Here are five issues agencies must resolve if they are to ease the unrelenting pressure that’s been building in recent years.
Only rich brands can afford transparency
The margin agencies lose on services they can’t make hidden fees from is in some cases being gained on other accounts. An agency within one of the big holding networks, for example, is faced with margin on a global account slipping from 30 percent to 10 percent following the client’s insistence that it move to transparent ad buying, according to two separate executives who confirmed the issue on condition of anonymity. In instances like this, there are agencies that will make that margin back on another account, admitted another media agency executive.
“Some agencies have a traffic-light system to determine how knowledgeable the procurement teams at clients are, which in turn helps determine how much margin they can make,” an agency exec said. “It’s all very well being transparent for the savvy clients, but there are a bunch of marketers out there who are still being ripped off.”
Advertisers aren’t spending less on media; they’re spending less on ads that don’t work
Penny-pinching marketers, particularly those at consumer packaged goods companies, are more often than not branded as the root of all that ails the agency networks. Sorrell used the prospect of spending cuts by consumer goods advertisers to paint a gloomy outlook for the ad industry. While it is true that budget cuts are occurring, those savings are in many cases being reinvested. Procter & Gamble cut $200 million in spend in 2017 to weed out ineffective ads. Those funds were reinvested into areas that P&G’s top marketer Marc Pritchard previously said “increased reach, but reduced waste,” such as TV, audio and e-commerce. As advertisers take more control in-house of their media operations, they want to still have access to the best external creative talent. Savings from efficiencies and reducing waste in media are being used to pay for premium creativity.
Agencies have more to lose from advertisers owning programmatic strategy, not execution
Some marketers regard taking operations in-house as building their own programmatic ad technologies, but there are more who don’t care about owning the tech, instead wanting final say on what third-party technology they buy, which is cheaper. If the latter trend catches on with big brands in the way some observers anticipate, it could have big ramifications for media agencies. There’s a growing belief that global advertisers that run their own programmatic strategies will eventually decide it’s more cost-effective to run those campaigns themselves. Network agencies are built to work with global advertisers, and if they start to lose those accounts, they are not set up to service the long tail of smaller advertisers (unlike Google and Facebook), which is arguably where the money is.
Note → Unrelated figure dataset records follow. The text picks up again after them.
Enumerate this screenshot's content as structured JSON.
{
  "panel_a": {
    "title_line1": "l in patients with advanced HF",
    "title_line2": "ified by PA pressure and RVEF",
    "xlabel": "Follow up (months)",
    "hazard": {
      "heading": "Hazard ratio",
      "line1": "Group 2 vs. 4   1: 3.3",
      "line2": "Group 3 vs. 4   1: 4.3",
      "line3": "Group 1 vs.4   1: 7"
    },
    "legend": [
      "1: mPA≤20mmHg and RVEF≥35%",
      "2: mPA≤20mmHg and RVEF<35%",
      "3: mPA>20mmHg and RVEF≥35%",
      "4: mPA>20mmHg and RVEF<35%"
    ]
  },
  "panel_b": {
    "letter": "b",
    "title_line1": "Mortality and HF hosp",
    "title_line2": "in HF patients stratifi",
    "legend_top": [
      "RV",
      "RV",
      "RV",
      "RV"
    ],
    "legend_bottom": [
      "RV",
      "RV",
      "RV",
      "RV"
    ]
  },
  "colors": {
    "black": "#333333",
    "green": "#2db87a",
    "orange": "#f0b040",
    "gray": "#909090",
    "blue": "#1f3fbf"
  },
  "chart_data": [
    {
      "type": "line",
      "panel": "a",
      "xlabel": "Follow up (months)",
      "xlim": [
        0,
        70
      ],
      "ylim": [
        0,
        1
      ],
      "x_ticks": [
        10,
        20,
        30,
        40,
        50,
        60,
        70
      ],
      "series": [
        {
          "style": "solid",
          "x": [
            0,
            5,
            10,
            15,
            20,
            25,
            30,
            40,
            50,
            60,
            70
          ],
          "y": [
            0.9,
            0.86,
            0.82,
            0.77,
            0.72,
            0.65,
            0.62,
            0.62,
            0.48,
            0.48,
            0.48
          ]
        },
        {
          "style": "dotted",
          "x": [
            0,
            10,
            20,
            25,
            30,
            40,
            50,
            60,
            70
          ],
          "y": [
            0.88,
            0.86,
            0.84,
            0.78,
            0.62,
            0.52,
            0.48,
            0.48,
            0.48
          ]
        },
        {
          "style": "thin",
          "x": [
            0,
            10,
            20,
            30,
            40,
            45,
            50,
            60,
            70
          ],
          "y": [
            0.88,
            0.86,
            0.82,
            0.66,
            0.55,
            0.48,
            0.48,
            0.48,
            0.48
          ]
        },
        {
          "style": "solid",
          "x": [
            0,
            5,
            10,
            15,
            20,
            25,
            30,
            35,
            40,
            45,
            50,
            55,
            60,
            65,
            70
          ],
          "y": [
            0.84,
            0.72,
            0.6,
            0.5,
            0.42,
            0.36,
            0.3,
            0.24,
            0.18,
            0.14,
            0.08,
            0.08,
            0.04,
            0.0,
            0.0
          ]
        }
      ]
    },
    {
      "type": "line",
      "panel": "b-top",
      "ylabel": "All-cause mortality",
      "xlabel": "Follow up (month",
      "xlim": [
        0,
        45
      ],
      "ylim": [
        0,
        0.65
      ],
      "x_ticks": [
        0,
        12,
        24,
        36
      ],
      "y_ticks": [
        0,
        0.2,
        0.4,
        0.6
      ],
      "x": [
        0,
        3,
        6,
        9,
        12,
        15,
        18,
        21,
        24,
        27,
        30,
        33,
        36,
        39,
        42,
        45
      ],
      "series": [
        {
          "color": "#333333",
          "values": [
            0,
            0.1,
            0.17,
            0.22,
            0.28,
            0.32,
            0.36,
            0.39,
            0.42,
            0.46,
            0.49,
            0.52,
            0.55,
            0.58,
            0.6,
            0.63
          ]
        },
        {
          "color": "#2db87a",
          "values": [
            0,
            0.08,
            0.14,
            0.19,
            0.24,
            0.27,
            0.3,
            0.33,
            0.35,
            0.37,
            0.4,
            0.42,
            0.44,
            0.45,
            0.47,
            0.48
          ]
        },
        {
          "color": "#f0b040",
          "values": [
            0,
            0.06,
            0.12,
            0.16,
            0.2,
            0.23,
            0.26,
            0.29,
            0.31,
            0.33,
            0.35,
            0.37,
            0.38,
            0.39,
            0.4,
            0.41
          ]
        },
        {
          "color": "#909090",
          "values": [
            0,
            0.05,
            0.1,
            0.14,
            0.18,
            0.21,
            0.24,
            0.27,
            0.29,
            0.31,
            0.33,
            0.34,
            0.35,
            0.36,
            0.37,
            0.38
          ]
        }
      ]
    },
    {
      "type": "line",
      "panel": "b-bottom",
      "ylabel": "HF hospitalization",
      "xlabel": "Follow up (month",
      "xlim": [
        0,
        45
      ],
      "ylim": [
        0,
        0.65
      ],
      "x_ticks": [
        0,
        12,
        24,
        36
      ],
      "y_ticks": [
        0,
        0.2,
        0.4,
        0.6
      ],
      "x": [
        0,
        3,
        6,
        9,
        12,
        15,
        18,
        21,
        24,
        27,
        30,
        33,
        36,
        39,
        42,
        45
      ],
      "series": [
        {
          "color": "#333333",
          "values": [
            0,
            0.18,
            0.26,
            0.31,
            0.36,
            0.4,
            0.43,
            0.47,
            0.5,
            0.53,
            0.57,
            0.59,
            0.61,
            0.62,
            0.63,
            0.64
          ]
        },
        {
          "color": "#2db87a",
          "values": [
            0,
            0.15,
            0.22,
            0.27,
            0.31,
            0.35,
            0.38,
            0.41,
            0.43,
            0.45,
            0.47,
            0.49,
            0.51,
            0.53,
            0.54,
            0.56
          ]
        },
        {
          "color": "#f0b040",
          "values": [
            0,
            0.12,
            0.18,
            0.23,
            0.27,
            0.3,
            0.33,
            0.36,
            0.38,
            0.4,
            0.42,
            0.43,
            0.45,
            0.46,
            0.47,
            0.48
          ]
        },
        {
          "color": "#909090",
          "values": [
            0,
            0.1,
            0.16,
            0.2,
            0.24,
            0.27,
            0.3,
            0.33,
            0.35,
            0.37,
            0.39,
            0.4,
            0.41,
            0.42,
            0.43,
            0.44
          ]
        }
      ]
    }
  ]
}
Consultancies are becoming a bigger threat to agencies when brands pitch
Sorrell never passed up a chance to downplay the threat of the consulting firms in WPP’s earnings calls. He went so far as to reveal all the pitches in which WPP’s agencies had directly competed with the likes of Accenture for the last year, just to highlight how minimal a threat they were. That certainty will fade. BMW, for example, had considered a consultancy during its review that started in October before hiring the Omnicom-owned agency Goodby Silverstein & Partners as its lead advertising agency. An executive with knowledge of the review said BMW had long considered going with IBM, which often gets bundled in with consulting firms because of its IBM iX internal agency.
“I have global agency CEOs telling me that they think the management consulting trend is a fad that will go away,” an agency exec said. “That’s very foolish when you think the holding companies have allowed themselves to be subjected to procurement, whereas the consultancies are talking to the CEOs and CFOs.”
Holding groups must change faster
Holding groups can continue driving cost savings, making redundancies and merging agencies while shutting down those that underperform, but that is the work of bean counters. What is needed in this new age is a more sophisticated, client-focused approach with the real effective change being in how they enable their network of agencies to work together across the one client, in order to improve the quality of service to that client. None of the holding groups have properly and profitably figured out how to best use their agencies to provide the type of quality service their clients want.